Vice Mayor Pro-tem Sue Lovell, who is spearheading the move to protect Houstonians from this invasion of the inflatables, said, "If it's an attention-getting device, then it's also an attention-distracting device." Sort of like all of those political signs that litter the roadways prior to elections? Sort of like the endless stream of phone calls from political candidates during campaign season? Sort of like those grandstanding politicians who don't hesitate to protect "the public" while trampling on the rights of individuals? I personally find all of those actions very distracting. They distract me from living my life as I choose.
But here is the really good part: "The biggest concern is there's been sort of an ordinance on the books and they can only be up a certain amount of time and we haven't found a way to be able to enforce it," said Lovell. It seems that the City currently has an ordinance that states"attention-getting devices" can only be displayed 104 days a year. The article doesn't say why the City can't enforce this ordinance. I can only assume that either City employees can't find the damn things, or City employees can't count to 104. Or, perhaps they are too busy tracking down renegade taco vendors and writing citations for unregistered bicycles.
Rather than recognize the inanity of the existing ordinance (which they admit is unenforceable) they simply outlaw something that they don't like. I don't like self-righteous demigods, power lusters, and irrational whim worshippers, so does that mean I could outlaw City Council?
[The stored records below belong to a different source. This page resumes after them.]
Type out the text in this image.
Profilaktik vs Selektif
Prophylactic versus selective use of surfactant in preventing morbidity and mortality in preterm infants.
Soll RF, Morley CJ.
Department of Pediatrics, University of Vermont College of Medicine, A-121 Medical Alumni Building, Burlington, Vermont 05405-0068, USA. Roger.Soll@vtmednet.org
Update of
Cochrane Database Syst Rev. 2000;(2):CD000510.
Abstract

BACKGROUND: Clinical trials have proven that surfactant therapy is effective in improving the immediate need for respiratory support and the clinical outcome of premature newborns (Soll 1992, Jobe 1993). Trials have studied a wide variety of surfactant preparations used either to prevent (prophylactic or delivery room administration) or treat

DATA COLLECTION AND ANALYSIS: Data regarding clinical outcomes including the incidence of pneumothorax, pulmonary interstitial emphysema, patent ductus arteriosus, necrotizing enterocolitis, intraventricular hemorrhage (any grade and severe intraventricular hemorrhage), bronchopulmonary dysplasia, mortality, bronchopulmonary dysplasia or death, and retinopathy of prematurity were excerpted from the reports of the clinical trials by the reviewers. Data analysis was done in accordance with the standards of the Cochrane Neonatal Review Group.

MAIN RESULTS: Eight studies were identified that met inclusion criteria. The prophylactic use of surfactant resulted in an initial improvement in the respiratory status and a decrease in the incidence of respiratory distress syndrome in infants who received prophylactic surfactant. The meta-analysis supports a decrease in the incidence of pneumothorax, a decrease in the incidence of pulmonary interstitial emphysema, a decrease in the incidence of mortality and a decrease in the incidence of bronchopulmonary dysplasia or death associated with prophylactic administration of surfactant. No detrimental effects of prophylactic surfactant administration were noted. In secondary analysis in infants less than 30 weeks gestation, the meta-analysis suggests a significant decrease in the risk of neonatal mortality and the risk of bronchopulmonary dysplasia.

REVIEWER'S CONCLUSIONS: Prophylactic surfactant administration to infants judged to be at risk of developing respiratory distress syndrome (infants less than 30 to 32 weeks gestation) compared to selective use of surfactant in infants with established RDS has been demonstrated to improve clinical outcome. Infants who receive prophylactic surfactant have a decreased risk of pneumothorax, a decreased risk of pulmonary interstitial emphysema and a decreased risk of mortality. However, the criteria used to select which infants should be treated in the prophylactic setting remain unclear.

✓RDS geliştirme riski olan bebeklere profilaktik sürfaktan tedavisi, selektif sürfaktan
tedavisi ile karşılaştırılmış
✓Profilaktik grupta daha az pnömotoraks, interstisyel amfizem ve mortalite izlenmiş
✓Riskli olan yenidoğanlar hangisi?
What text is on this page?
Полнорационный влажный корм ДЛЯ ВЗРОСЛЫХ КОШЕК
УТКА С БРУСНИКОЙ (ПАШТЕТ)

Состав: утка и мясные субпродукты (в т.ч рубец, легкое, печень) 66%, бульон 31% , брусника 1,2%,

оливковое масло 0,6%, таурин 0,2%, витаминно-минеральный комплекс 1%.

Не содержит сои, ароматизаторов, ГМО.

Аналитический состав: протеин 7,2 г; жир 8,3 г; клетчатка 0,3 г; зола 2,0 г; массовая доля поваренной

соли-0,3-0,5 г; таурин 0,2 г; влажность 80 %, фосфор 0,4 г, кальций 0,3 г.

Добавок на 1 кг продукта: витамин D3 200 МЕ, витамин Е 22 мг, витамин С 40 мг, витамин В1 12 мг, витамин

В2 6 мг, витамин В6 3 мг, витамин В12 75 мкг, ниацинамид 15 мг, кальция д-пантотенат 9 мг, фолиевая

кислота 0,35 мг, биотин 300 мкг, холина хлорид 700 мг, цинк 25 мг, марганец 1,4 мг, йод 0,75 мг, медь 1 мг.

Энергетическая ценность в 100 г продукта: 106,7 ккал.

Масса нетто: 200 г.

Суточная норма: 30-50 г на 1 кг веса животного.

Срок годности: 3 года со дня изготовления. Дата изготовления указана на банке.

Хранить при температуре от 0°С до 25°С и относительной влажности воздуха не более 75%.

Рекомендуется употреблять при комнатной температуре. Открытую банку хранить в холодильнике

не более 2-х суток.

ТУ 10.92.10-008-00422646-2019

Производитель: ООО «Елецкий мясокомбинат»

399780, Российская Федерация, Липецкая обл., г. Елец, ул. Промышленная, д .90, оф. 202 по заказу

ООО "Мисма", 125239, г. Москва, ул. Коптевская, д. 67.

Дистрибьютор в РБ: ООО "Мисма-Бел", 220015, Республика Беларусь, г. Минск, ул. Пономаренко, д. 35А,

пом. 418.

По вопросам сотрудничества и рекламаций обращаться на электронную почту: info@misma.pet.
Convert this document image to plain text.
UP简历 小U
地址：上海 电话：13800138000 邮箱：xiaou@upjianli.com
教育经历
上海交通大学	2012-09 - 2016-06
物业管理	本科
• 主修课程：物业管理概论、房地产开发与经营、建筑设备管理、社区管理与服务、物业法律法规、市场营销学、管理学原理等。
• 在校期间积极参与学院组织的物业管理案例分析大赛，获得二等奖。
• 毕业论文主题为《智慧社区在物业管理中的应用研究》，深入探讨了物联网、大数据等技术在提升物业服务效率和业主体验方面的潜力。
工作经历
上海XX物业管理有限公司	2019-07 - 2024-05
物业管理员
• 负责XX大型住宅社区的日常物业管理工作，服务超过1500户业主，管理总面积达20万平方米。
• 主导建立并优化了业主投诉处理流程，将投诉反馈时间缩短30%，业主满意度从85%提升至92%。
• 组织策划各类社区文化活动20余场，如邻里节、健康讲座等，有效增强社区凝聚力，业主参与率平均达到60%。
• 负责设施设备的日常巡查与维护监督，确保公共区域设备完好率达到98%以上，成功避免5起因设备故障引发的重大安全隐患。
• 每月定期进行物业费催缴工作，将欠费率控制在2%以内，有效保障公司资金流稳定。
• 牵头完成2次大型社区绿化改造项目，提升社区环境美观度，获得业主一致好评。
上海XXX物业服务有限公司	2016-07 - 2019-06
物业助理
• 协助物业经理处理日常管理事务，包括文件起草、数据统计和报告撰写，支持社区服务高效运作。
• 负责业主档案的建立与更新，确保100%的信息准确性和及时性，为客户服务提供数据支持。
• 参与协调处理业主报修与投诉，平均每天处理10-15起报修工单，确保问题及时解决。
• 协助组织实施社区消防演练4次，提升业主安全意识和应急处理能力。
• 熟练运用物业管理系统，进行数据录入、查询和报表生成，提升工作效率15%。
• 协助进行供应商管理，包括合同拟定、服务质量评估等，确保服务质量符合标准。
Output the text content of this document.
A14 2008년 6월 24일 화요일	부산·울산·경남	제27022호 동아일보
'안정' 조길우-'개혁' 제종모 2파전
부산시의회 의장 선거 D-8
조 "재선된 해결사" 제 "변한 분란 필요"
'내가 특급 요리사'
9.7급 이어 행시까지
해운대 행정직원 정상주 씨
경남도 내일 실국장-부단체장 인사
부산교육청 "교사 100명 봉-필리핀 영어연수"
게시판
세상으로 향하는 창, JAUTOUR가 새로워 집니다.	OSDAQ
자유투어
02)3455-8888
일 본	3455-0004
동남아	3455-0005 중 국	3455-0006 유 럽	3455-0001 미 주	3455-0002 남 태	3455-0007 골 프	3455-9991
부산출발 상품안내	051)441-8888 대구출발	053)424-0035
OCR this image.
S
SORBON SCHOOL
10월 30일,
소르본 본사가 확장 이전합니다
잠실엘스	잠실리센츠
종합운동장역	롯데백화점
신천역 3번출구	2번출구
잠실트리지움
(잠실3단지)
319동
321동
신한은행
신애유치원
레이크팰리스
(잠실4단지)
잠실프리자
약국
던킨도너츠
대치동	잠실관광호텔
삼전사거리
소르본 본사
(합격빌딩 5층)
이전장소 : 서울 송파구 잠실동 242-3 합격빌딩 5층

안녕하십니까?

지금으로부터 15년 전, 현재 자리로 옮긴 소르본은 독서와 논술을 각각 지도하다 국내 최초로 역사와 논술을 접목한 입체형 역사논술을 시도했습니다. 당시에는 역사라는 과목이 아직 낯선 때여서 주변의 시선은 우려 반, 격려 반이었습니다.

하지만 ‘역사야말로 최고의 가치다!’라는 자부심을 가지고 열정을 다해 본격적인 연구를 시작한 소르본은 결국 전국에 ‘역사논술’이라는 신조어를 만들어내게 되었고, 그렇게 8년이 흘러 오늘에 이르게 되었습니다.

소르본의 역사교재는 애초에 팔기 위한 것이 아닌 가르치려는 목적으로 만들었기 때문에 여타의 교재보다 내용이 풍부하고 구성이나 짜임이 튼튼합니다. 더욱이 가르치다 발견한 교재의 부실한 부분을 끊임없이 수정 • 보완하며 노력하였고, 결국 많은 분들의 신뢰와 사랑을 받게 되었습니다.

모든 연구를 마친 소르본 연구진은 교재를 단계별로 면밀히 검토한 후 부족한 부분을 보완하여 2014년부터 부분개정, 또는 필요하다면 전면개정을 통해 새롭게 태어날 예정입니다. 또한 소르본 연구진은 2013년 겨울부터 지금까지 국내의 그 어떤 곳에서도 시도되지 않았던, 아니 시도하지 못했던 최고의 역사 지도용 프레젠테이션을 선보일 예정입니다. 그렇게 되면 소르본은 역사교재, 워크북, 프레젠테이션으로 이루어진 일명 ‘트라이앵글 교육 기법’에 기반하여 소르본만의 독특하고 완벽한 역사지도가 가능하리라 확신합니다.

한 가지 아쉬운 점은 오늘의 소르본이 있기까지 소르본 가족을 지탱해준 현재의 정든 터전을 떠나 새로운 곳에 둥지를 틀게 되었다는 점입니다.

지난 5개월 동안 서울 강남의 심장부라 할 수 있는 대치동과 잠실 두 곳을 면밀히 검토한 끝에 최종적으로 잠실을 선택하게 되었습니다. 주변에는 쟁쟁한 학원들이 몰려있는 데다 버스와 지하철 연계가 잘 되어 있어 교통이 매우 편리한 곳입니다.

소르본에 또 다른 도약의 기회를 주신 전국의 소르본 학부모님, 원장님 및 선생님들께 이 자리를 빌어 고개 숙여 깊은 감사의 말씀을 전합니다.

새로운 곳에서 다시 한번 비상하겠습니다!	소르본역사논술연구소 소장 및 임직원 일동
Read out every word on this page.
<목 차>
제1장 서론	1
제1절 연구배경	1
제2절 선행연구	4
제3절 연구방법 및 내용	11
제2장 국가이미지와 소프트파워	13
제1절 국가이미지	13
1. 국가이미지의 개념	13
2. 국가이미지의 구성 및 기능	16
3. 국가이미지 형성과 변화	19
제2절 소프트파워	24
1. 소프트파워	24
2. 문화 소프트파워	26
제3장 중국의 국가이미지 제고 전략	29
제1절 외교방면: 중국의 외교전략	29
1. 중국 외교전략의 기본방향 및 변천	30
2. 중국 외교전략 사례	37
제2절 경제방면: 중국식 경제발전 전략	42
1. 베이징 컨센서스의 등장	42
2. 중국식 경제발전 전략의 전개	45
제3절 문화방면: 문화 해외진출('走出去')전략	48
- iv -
Interestingly another equally silly and unenforced law requiring the registration of bicycles is going to be repealed.
If the lives of real people weren't damaged by this buffoonery, it would be absolutely hysterical. But the fact is, the City seems to be on a crusade to control everything in sight. That control ultimately impacts individual human beings. That control limits the choices, destroys the plans, and wrecks the lives of individual human beings. Anyone who believes that any good can come from destroying the lives of individuals has a very perverted view of "the good".
It might seem like a small issue to ban "attention-getting devices". It might seem like a small issue to put tags on taco vendors. But these aren't small issues, because the underlying principle--government control of the property of individuals--isn't small. If the principle of government control is accepted, we can only bicker over the details. And most people won't bicker until some control impacts them directly. By then it is too late.Houston once had a great respect for individual rights. That respect is slowly eroding. If we aren't careful, it won't be long before they outlaw practicing your nine-iron in the living room and drinking red wine with fish.
Addendum: I already had the above ready to post when I learned that City Council outlawed "attention-getting devices" on Wednesday. What's next? Party balloons, tight jeans, and low cut tops?